The Nova Scotia government released a new performance standard for Nova Scotia Power on Tuesday aimed at preventing financial losses large industrial customers experience from brief power interruptions.

"In your home, you may have a quick interruption of power that resets the clock on your microwave but your power doesn't go out," Natural Resources and Renewables Department spokesperson Patricia Jreige said in an email.

"That's inconsequential in your home, but when a small interruption affects a critical piece of equipment in an industrial operation, it's a loss [of] thousands of dollars each time. Companies have reported millions of dollars of loss annually because of the small power interruptions we're talking about."

The new regulations stem from amendments to the Public Utilities Act the government passed last spring to allow for the creation of new performance standards.

Failure to act would lead to fines

The measure announced Tuesday will require Nova Scotia Power to "deliver stable voltage to a transmission customer under standard operating conditions and during any transient disruptions," and to address service complaints from large industrial customers within 18 months when that does not happen.

The company can complain to the Nova Scotia Utility and Review Board if Nova Scotia Power does not act within the prescribed time frame. The UARB will have the ability to fine Nova Scotia Power $25,000 a month until the issue is resolved. Companies covered by the new regulations include LaFarge, Port Hawkesbury Paper, Michelin, Highliner Foods and Compass Minerals.
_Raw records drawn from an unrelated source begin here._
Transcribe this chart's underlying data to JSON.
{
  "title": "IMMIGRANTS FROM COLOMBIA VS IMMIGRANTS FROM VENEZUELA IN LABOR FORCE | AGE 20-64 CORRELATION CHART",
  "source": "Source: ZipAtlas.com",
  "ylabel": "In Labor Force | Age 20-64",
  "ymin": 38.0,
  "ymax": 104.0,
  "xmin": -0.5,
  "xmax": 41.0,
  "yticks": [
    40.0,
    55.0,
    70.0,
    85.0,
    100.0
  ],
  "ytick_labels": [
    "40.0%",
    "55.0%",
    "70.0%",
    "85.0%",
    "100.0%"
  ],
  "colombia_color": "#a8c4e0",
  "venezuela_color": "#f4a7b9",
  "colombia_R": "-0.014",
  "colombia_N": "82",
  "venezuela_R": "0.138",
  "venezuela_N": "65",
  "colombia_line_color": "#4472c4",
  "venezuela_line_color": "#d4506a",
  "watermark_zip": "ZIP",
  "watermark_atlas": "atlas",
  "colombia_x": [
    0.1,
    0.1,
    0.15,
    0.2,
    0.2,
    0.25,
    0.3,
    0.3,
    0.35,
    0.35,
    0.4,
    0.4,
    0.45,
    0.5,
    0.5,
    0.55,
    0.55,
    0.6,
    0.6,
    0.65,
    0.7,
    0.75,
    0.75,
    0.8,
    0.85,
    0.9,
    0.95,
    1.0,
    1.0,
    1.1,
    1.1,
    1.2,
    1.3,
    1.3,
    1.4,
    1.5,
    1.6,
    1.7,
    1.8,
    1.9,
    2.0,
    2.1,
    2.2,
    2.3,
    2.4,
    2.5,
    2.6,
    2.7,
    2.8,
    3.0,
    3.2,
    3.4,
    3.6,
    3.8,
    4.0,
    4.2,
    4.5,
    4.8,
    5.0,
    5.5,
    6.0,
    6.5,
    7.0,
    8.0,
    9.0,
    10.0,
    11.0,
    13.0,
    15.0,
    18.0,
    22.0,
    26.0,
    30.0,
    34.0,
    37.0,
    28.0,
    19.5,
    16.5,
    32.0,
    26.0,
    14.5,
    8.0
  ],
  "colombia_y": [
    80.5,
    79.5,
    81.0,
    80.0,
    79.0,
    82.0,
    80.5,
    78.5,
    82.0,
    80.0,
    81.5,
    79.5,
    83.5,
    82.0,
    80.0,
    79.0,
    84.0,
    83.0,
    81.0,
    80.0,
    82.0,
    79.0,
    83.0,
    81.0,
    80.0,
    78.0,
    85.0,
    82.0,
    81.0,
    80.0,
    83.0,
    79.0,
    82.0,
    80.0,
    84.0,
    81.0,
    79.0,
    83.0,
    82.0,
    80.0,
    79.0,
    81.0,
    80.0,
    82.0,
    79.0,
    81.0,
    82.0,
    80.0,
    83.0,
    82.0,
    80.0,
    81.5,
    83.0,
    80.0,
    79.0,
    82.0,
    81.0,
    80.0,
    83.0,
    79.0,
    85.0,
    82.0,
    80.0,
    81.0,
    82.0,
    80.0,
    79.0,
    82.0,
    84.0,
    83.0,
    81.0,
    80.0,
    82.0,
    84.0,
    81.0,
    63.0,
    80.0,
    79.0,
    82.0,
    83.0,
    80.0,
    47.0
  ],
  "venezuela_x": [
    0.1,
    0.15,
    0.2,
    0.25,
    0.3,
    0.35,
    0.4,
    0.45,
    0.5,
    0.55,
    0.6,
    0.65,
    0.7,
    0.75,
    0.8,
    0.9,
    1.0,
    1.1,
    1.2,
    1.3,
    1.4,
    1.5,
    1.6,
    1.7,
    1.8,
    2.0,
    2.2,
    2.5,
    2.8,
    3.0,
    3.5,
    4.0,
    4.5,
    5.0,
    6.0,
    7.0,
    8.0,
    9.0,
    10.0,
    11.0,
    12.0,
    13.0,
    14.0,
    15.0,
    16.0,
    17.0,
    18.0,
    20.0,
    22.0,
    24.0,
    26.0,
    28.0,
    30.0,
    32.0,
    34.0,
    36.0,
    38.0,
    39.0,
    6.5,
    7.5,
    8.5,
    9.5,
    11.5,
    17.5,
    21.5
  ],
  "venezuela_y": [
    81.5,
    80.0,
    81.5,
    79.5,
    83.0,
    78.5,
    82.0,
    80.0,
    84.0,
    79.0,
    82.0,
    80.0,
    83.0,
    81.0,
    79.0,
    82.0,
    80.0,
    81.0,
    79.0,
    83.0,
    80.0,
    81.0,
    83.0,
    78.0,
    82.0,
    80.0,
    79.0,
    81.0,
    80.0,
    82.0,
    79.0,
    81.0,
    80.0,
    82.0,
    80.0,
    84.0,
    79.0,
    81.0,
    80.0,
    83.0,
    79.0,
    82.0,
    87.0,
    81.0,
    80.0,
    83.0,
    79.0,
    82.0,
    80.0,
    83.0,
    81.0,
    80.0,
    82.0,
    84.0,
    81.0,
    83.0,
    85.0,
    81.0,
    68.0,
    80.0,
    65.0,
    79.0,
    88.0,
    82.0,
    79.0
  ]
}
The timeline for Nova Scotia Power to act would begin when a customer brings concerns to the utility, Jreige said in the email.

A good step

Bevan Lock, mill co-manager at Port Hawkesbury Paper, said the company was not one of the ones to raise concerns with the government, although he welcomed the step.

"I do applaud the government in terms of the timely followup," he said in an interview.

"Having some time-bound things on issues such as this, I think, is really positive."

Lock said Port Hawkesbury Paper has had "very few, if any" power quality issues.

"To give kudos to the utility, from a Port Hawkesbury-specific case, if and when we have had any issues like that they have been dealt with in a good way."

Expenses can be passed on

Addressing concerns could require Nova Scotia Power to invest in industrial-scale batteries and other equipment to improve grid resilience, she said.

"They may choose to move to a higher voltage transmission line for some companies, or additional electrical equipment to reduce interruptions."

Nova Scotia Power would not be required to absorb the cost of that work.

According to the regulations, "any expenses reasonably incurred" by Nova Scotia Power to come into compliance with the performance standard "will be allocated across all customer classes as a transmission network resource."